The concept of home
My husband doesn't understand the concept of feeling like you're "home" in one place versus another. To him, home is where you live. To me, it's more of a state of mind. I've lived in my current city since 1999, but I can't claim that it's home. It's more of a habit, really. I'm surprised at how easy it's been to just ease into life here. I always say I don't like this place, and by and large I don't. But the longer we stay, the harder it is for me to leave. We've got good jobs, a network so that we'll always have jobs, a house, friends, etc.
Except I really don't feel like I'm home when I'm here. I always feel like a visitor.
This weekend we're going to North Carolina, where I was raised and lived until I was twenty-two. Going to NC is always hard for me. I tend to get all weepy and nostalgic when I'm there. I don't know if it's because I'm comfortable there. I miss the accents. Sometimes, I listen to John Edwards speak just because he sounds like all of the people I grew up around. And really, that is the only reason I listen to his stump speeches.
ASIDE: Seriously, if I hear John Edwards talk about the mills and his grandma one more time, I'm going to bust through my TV and throttle him. It's not that it's a bad message, but it doesn't have to be your ONLY message!

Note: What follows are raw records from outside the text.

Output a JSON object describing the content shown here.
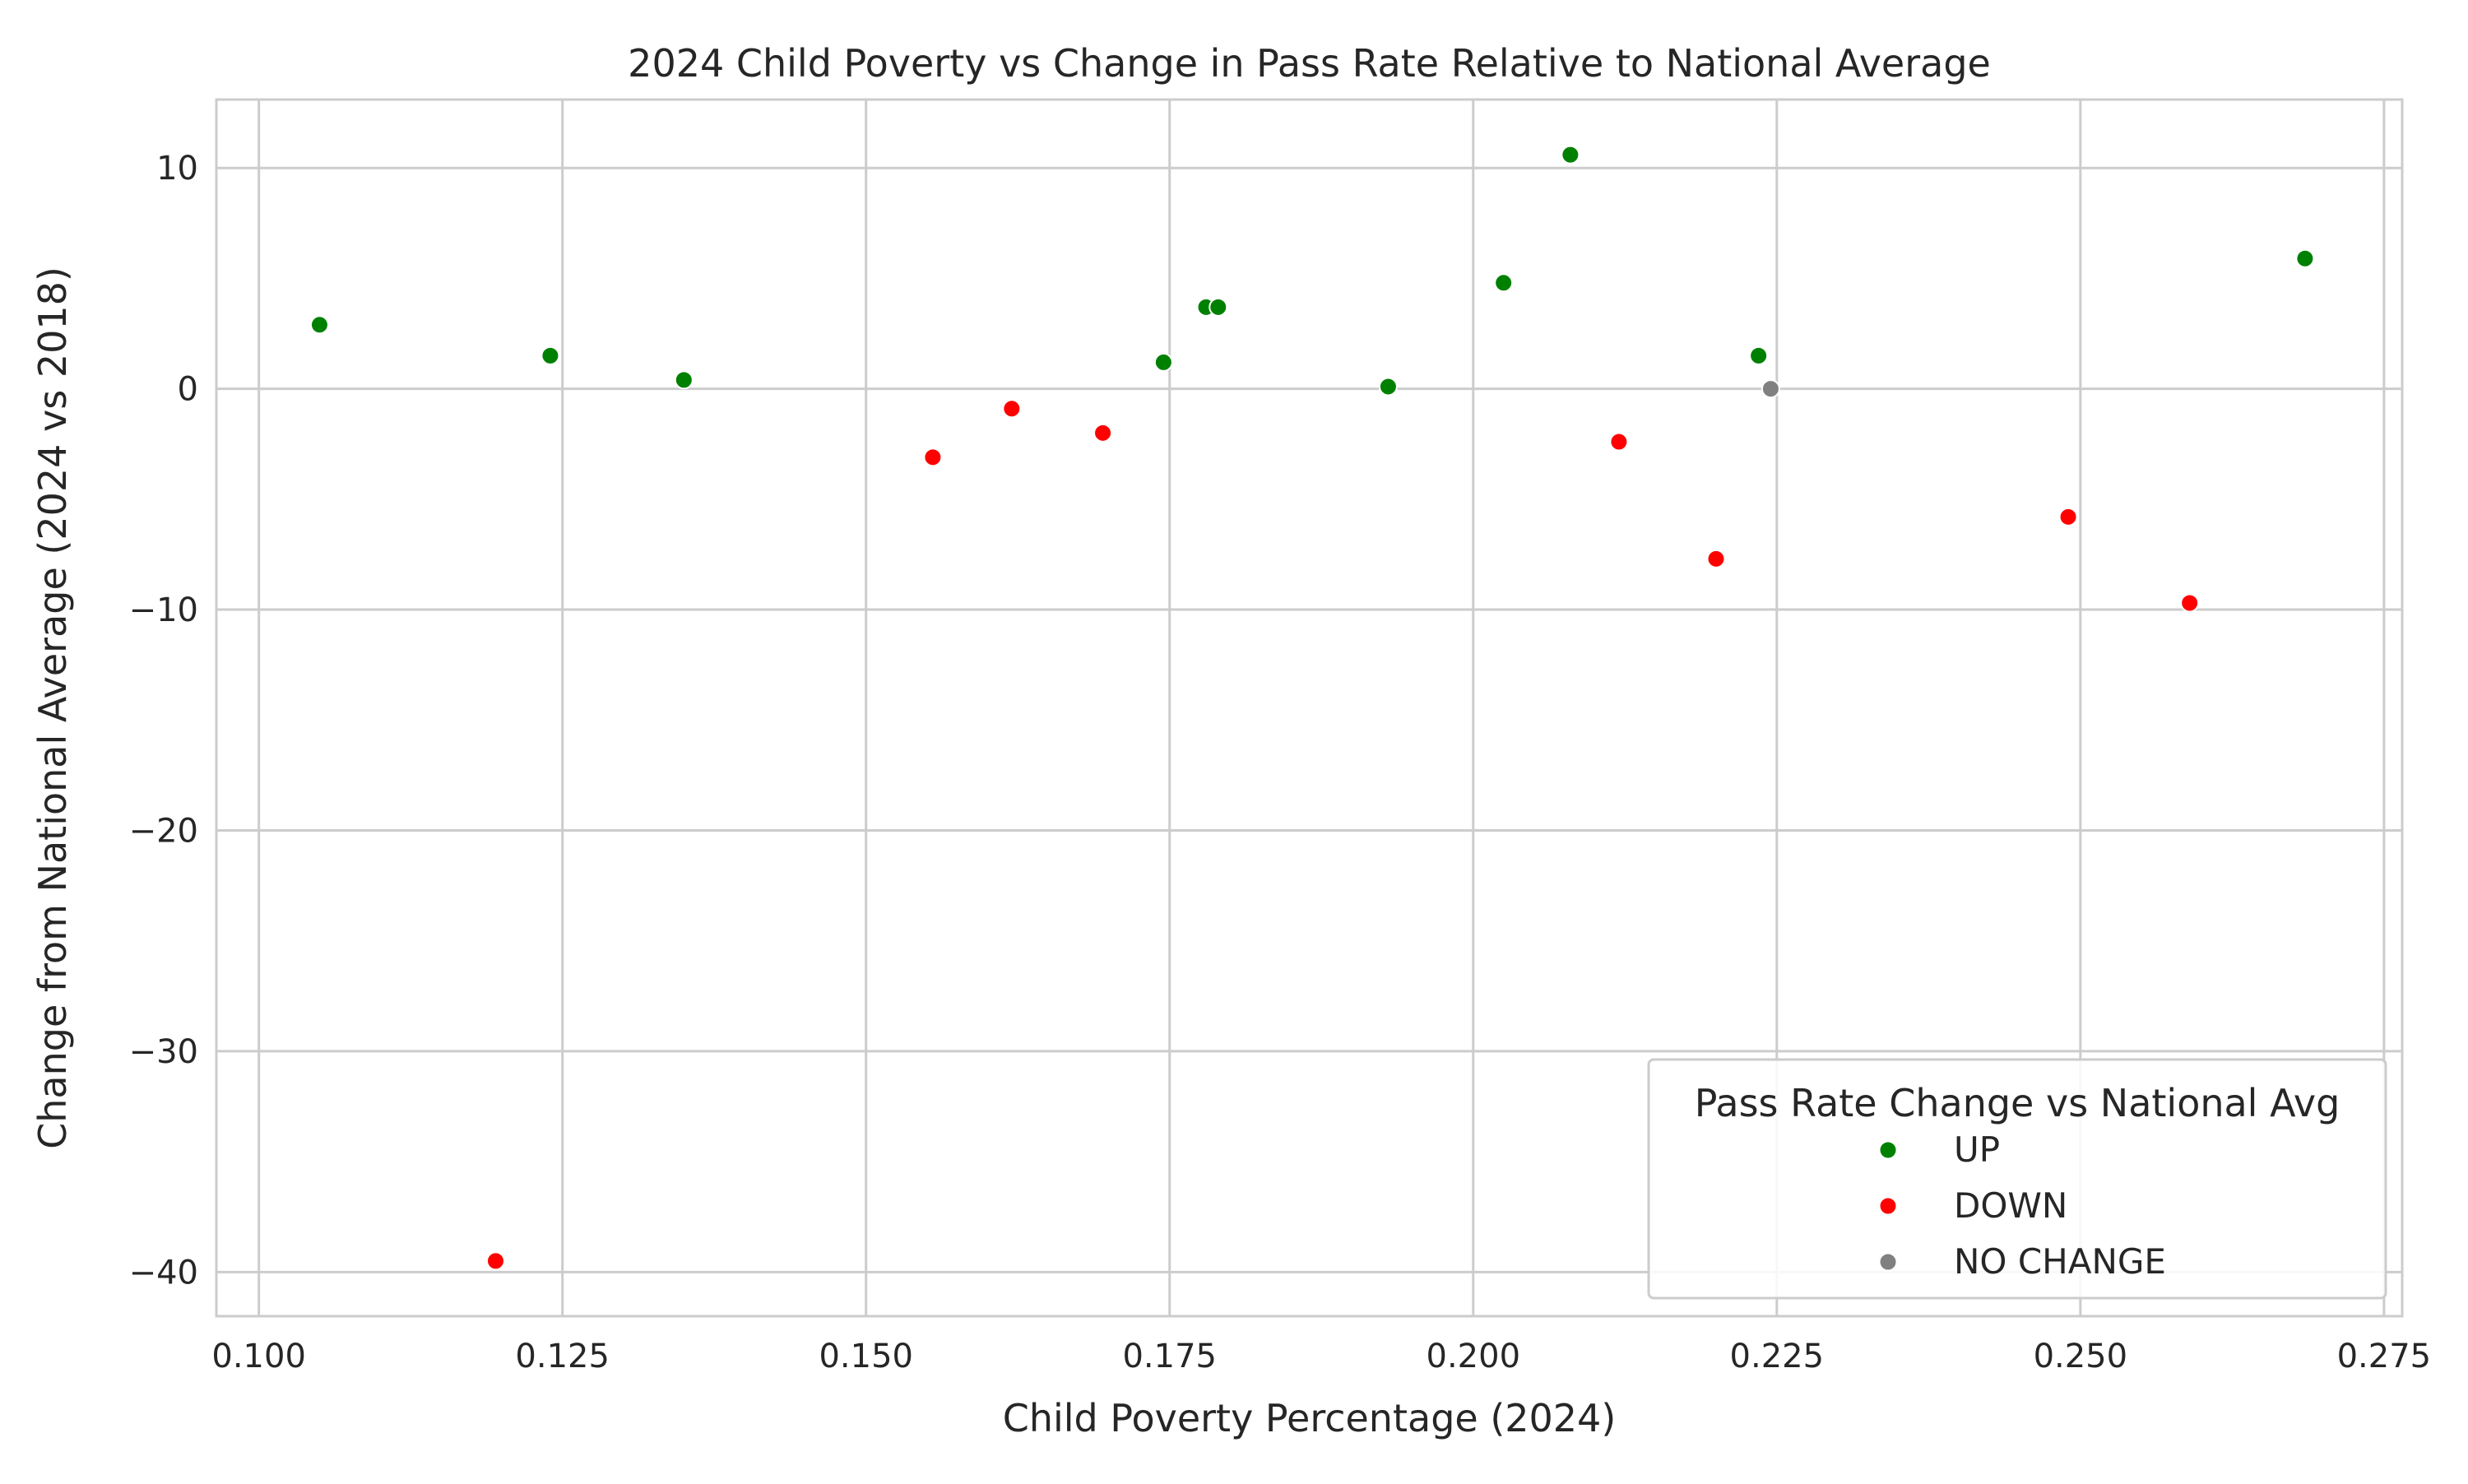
{
  "chart_data": {
    "type": "scatter",
    "title": "2024 Child Poverty vs Change in Pass Rate Relative to National Average",
    "xlabel": "Child Poverty Percentage (2024)",
    "ylabel": "Change from National Average (2024 vs 2018)",
    "xlim": [
      0.0965,
      0.2765
    ],
    "ylim": [
      -42.0,
      13.1
    ],
    "x_ticks": [
      0.1,
      0.125,
      0.15,
      0.175,
      0.2,
      0.225,
      0.25,
      0.275
    ],
    "x_tick_labels": [
      "0.100",
      "0.125",
      "0.150",
      "0.175",
      "0.200",
      "0.225",
      "0.250",
      "0.275"
    ],
    "y_ticks": [
      10,
      0,
      -10,
      -20,
      -30,
      -40
    ],
    "y_tick_labels": [
      "10",
      "0",
      "−10",
      "−20",
      "−30",
      "−40"
    ],
    "grid": true,
    "legend": {
      "title": "Pass Rate Change vs National Avg",
      "placement": "bottom-right",
      "entries": [
        {
          "key": "UP",
          "label": "UP",
          "color": "#008000"
        },
        {
          "key": "DOWN",
          "label": "DOWN",
          "color": "#ff0000"
        },
        {
          "key": "NO CHANGE",
          "label": "NO CHANGE",
          "color": "#808080"
        }
      ]
    },
    "series": [
      {
        "name": "UP",
        "color": "#008000",
        "points": [
          [
            0.105,
            2.9
          ],
          [
            0.124,
            1.5
          ],
          [
            0.135,
            0.4
          ],
          [
            0.1745,
            1.2
          ],
          [
            0.178,
            3.7
          ],
          [
            0.179,
            3.7
          ],
          [
            0.193,
            0.1
          ],
          [
            0.2025,
            4.8
          ],
          [
            0.208,
            10.6
          ],
          [
            0.2235,
            1.5
          ],
          [
            0.2685,
            5.9
          ]
        ]
      },
      {
        "name": "DOWN",
        "color": "#ff0000",
        "points": [
          [
            0.1195,
            -39.5
          ],
          [
            0.1555,
            -3.1
          ],
          [
            0.162,
            -0.9
          ],
          [
            0.1695,
            -2.0
          ],
          [
            0.212,
            -2.4
          ],
          [
            0.22,
            -7.7
          ],
          [
            0.249,
            -5.8
          ],
          [
            0.259,
            -9.7
          ]
        ]
      },
      {
        "name": "NO CHANGE",
        "color": "#808080",
        "points": [
          [
            0.2245,
            0.0
          ]
        ]
      }
    ]
  }
}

Back to my post now. I'm excited to go back to NC this weekend, but I haven't been back in a while. Sometimes when I visit, I feel like I've outgrown Raleigh, like its too backward and un-sophisticated after living in a huge city for years. In some ways, it is. I've become very liberal in my thoughts about sexuality and race since my early 20s. Basically, I just don't care. You can be who you want, sleep with who you want, and be any color and I think the same of you - so long as you're a decent human being. I don't think those ideas are typical for the average North Carolinian (Charlotte excepted).
However, there is just something about the area that typtifies "home" for me. Oddly, there are places I visit that also feel like home. When I go to St. John or St. Martin, I feel pleasantly comfortable. I felt that way almost immediately upon my arrival in those places for the first time. I didn't feel that way in other places, like Maui or England or Aruba. I don't know why, but those places didn't feel right to me.
I wonder what makes some places feel like home, even if you've never lived there? Is it more your state of mind when you're in those places, or they memories you have of a certain place?